That’s the third reference now, for those keeping track.
In an ideal world, the murder of Michael Brown by a policeman in Ferguson, Missouri, would be a tragic but isolated incident. However, in reality it is simply yet another case where a police or security officer, empowered by a sense of authority, took the life of a black man (or child) into his own hands and expected to get away with it.
If one has the stomach for it, one can find videos of not only killings by police, but innumerable beatings and harassment. Often times these videos are taken by hidden cameras, without police knowledge, as it is fairly a common (illegal) policy for police to insist that cameras may not be used to record them. Often in sensitive situations they use every tool available to them, including violence, to prevent themselves from being recorded.

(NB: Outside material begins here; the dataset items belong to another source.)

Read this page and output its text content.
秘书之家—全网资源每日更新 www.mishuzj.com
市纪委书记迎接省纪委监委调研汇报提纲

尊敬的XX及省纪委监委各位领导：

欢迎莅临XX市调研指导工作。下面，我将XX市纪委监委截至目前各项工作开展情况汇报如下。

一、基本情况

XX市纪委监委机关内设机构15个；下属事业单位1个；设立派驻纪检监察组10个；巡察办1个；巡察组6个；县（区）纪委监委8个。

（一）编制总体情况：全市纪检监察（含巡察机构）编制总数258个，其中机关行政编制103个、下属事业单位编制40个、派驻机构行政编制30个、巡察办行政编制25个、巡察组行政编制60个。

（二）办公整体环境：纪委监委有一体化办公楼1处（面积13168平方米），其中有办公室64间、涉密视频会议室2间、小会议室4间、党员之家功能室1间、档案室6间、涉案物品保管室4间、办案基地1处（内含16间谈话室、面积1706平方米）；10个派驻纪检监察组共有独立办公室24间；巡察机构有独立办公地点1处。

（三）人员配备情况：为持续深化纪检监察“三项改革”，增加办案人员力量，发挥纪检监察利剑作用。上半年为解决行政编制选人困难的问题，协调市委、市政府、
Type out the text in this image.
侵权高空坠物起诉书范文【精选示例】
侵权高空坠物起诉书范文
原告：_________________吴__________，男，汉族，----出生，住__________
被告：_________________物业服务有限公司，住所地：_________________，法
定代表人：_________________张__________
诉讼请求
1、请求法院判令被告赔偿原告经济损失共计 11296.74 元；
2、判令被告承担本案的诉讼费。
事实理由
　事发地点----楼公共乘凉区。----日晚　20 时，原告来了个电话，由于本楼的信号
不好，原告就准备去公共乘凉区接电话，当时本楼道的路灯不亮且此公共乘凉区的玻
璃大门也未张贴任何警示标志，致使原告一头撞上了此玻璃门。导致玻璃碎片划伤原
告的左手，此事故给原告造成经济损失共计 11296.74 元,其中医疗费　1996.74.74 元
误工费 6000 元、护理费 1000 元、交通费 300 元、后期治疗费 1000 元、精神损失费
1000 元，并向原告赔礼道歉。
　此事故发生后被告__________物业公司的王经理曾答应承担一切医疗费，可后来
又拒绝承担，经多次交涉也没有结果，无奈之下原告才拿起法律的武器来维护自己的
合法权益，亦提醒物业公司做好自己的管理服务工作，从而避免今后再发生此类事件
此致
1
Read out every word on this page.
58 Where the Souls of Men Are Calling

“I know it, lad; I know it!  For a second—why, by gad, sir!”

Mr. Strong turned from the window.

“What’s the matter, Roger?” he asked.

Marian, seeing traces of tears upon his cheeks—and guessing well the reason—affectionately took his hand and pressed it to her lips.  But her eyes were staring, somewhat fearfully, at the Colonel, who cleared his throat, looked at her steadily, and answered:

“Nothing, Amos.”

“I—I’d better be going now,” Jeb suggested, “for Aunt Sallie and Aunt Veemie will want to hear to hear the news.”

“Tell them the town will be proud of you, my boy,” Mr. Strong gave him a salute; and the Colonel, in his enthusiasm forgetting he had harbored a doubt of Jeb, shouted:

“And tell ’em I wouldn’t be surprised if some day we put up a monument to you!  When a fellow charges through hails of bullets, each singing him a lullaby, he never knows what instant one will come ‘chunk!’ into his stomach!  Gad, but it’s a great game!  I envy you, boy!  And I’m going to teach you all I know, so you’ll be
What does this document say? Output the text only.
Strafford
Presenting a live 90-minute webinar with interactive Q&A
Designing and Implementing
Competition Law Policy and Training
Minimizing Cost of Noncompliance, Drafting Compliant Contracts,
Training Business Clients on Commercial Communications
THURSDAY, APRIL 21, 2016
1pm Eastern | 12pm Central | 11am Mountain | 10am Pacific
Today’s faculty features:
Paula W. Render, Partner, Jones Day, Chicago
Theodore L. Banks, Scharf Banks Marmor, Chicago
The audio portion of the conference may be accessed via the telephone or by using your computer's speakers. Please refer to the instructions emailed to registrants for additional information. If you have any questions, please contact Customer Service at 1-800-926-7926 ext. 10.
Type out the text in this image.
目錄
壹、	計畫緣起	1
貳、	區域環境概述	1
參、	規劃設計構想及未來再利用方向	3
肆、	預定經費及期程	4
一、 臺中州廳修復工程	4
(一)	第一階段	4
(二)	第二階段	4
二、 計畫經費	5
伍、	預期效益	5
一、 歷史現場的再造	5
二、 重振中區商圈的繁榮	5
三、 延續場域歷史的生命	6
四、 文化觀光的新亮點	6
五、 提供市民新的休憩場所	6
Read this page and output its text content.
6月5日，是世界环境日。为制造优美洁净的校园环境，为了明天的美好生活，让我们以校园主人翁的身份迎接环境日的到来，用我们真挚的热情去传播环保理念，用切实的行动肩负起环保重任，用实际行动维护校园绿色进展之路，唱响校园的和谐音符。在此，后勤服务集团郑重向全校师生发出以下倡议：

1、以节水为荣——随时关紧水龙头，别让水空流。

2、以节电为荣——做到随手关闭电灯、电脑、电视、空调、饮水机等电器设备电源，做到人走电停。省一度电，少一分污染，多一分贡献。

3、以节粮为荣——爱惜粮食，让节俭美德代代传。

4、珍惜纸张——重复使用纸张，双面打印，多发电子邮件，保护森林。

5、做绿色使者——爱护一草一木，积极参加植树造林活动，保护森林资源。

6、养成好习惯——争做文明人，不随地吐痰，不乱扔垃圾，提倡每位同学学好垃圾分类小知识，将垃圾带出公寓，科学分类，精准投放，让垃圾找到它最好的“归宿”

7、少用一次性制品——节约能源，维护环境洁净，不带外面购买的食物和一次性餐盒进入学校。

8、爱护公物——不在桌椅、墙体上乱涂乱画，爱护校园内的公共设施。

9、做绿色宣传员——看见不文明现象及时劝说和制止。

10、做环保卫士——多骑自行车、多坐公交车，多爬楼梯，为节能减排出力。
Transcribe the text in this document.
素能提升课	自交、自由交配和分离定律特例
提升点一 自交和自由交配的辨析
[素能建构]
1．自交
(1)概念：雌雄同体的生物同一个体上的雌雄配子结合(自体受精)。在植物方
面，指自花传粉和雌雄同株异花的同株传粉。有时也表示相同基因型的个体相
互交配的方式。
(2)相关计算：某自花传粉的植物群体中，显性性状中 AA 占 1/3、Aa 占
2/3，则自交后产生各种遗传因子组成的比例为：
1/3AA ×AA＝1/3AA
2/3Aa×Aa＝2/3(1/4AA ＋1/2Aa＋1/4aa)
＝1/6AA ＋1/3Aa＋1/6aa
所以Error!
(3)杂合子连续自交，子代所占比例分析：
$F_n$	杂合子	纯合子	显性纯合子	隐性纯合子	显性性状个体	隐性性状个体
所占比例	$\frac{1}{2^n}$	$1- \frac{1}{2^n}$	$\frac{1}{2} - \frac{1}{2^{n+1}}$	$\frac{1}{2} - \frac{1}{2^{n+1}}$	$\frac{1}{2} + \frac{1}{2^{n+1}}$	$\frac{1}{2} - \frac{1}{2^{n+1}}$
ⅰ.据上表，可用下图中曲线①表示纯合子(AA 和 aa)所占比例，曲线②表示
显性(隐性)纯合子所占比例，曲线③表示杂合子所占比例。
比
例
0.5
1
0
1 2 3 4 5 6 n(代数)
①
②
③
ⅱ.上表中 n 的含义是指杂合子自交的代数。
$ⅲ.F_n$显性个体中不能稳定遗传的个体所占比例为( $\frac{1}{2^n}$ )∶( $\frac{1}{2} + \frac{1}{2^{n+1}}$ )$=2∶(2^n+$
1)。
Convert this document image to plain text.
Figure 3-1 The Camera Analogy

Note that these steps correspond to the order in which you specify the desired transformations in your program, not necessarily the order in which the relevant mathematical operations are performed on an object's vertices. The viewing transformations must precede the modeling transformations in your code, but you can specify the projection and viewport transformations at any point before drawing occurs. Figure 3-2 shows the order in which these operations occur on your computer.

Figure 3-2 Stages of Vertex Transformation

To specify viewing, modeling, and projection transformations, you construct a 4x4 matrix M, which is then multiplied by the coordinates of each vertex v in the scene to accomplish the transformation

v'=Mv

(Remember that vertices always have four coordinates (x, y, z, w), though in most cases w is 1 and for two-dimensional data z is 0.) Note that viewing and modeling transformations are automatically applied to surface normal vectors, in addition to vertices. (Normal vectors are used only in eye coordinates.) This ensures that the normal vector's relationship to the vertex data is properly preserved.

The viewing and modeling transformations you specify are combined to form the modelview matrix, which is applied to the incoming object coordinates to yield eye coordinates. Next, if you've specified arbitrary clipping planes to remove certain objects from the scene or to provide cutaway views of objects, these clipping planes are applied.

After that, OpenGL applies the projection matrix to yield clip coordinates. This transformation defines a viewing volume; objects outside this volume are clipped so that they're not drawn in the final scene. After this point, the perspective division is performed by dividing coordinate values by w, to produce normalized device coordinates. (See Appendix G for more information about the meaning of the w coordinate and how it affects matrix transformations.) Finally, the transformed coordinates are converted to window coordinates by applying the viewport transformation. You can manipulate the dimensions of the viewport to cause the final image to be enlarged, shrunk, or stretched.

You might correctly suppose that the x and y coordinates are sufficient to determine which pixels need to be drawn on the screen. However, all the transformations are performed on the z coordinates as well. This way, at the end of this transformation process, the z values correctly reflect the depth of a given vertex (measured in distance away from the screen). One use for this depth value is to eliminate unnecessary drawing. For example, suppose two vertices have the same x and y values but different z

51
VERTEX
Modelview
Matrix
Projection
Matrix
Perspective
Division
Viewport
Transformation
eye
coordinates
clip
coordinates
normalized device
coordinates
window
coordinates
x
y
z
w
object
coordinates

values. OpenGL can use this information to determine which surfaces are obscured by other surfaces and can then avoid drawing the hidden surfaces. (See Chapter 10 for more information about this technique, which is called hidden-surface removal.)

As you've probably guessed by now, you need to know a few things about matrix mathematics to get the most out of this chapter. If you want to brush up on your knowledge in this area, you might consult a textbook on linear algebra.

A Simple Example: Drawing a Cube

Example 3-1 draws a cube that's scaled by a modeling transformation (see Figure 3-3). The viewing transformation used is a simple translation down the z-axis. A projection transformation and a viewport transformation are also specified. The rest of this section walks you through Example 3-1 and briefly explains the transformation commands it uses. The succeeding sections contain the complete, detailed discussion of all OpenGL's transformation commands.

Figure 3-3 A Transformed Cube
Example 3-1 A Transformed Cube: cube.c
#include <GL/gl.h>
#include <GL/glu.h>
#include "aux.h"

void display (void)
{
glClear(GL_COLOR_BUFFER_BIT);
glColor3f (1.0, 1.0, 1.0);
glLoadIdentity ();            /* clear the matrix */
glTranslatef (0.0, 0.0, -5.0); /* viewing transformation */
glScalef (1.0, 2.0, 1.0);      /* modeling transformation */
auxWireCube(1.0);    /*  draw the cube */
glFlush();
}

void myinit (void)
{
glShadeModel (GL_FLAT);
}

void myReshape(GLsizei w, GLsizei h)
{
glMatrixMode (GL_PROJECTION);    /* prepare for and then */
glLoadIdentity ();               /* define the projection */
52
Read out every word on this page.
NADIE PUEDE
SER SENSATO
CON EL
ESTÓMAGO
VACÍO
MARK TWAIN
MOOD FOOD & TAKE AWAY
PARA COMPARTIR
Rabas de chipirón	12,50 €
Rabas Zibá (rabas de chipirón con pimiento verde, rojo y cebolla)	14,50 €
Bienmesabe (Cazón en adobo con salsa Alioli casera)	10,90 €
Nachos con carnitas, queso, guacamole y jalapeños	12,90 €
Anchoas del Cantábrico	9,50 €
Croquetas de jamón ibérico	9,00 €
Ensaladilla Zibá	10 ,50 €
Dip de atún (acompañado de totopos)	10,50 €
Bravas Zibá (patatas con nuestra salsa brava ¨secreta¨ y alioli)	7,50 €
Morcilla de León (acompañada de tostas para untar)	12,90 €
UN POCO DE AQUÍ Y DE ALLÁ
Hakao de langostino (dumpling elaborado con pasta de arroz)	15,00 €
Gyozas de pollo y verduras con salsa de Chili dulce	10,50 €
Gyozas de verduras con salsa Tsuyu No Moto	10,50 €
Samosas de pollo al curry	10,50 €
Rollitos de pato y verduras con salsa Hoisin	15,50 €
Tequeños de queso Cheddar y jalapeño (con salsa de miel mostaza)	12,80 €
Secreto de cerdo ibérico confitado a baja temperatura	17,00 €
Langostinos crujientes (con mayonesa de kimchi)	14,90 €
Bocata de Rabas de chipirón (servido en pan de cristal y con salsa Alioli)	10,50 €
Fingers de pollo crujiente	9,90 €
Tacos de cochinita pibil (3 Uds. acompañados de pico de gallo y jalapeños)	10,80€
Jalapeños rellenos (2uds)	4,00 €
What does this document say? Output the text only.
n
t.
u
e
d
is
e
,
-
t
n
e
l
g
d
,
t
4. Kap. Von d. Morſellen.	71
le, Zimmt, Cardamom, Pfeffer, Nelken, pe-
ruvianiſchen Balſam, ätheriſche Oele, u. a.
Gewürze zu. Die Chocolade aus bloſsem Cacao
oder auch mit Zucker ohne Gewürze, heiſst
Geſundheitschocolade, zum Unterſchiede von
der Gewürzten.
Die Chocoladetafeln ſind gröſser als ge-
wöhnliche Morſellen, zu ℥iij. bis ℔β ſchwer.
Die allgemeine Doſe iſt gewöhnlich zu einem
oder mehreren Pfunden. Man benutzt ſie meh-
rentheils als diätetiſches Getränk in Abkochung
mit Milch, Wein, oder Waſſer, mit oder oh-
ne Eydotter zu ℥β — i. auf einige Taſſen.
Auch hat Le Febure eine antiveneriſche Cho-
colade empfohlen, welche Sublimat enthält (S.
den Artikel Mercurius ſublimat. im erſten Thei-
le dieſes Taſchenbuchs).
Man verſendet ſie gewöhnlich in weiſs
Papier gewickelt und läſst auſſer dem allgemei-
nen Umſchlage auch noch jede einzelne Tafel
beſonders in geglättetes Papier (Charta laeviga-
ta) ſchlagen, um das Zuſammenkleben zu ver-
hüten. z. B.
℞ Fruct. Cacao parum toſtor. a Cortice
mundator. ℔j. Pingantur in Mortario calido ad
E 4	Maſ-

But even with video evidence of police brutality, cases are often dismissed while basic reports of excessive force go completely uninvestigated. Ostensibly the job of a police officer is to protect and serve the population, yet when a police officer violates that very mandate, why is there little to no accountability?
When police departments should, more than anyone else, desire to crack down on bad eggs, more often abuse and misconduct is covered up; perpetrators are protected, their names withheld, they’re put on leave (often paid leave), even for horrible abuses of authority.
I would personally argue that these problems exist due to a culture where deference to authority figures empowers internal attitudes among law enforcement officers of near-omnipotence. From that pedestal, they define their brothers and sisters in the Law, fellow officers and their families, as those to which they owe their allegiance and sympathy, and cast the people of their jurisdiction as “others,” especially those they presume likely to commit crime, with or without evidence.
Not that my personal understanding matters. What is important is minimizing, and if possible, eliminating, unnecessary police violence. A possible answer here, perhaps unintuitively, is surveillance.
Our constitutionally monarchial friends across the pond have recently begun pushing for a measure which would mandate the use of “Body-Worn Cameras,” or “Body Cameras,” for certain police officers. They’ve not only been trialled there, but here as well, with some dramatic results (as seen in the report above). Although the sample size is small, body-worn cameras on police seem to have a predictable effect: they reduce accusations, and by extension, cases, of police brutality.
The benefits are actually broader than that, including better evidence for prosecutions and money saved from a reduced need for investigation and court fees (assuming the department in question catered to such considerations faithfully before). The above report enumerates the various pros sufficiently, as well as some of the cons. The ACLU has weighed in with their justified concerns as well, but overall it appears body-worn cameras could be an effective and permanent answer to the intolerable problem of police brutality.
However, it comes back to the matter of surveillance. Is it too much?
I say, cautiously, no. Some day, body-worn cameras may be used by all police, and until that point their use should be overtly advertised to ensure everyone affected is fully informed. However, the mere presence of police officers tends to affect people’s behavior anyway, and when an officer enters the scene they make clear that direct government representation has been extended to the location. As an individual with the authority to invoke probable cause and conduct an arrest, and someone likely to report their encounters to a government database, a police officer, body-cam or no, is already a form of human government surveillance. What the camera alters, or truly, improves, is the accuracy and authenticity of the surveillance police officers already provide.
As fellow humans, police officers have faces and names. This puts them in a separate league from the faceless, nebulous agencies which spy on our emails and phone calls, generally without our awareness. They can not record anywhere, any time, at any range: they can only record more faithfully what they already see. Who holds them accountable? Essentially, the truth that they themselves personally record.
Obviously there are questions when it comes to the agency of officers to operate the cameras, and how to deal with unofficial police interactions (bathroom visits, personal phone calls, and the like), as well as encounters of a sensitive nature, like embarrassing but non-criminal encounters, domestic violence, and investigation of home interiors. However, these can be solved with reasonable and responsible policies and regulations, which the ACLU has also recommended.
Michael Brown’s death should not have happened, but it cannot be reversed. However, the justified response of anger to that death (and many others at the hands of police), if carefully honed to a precise and deliberate point, can help spearhead a campaign to search for meaningful solutions to this tragic problem and affect positive change.
Are worn body cameras one such solution? I say it’s certainly worth an earnest effort to find out.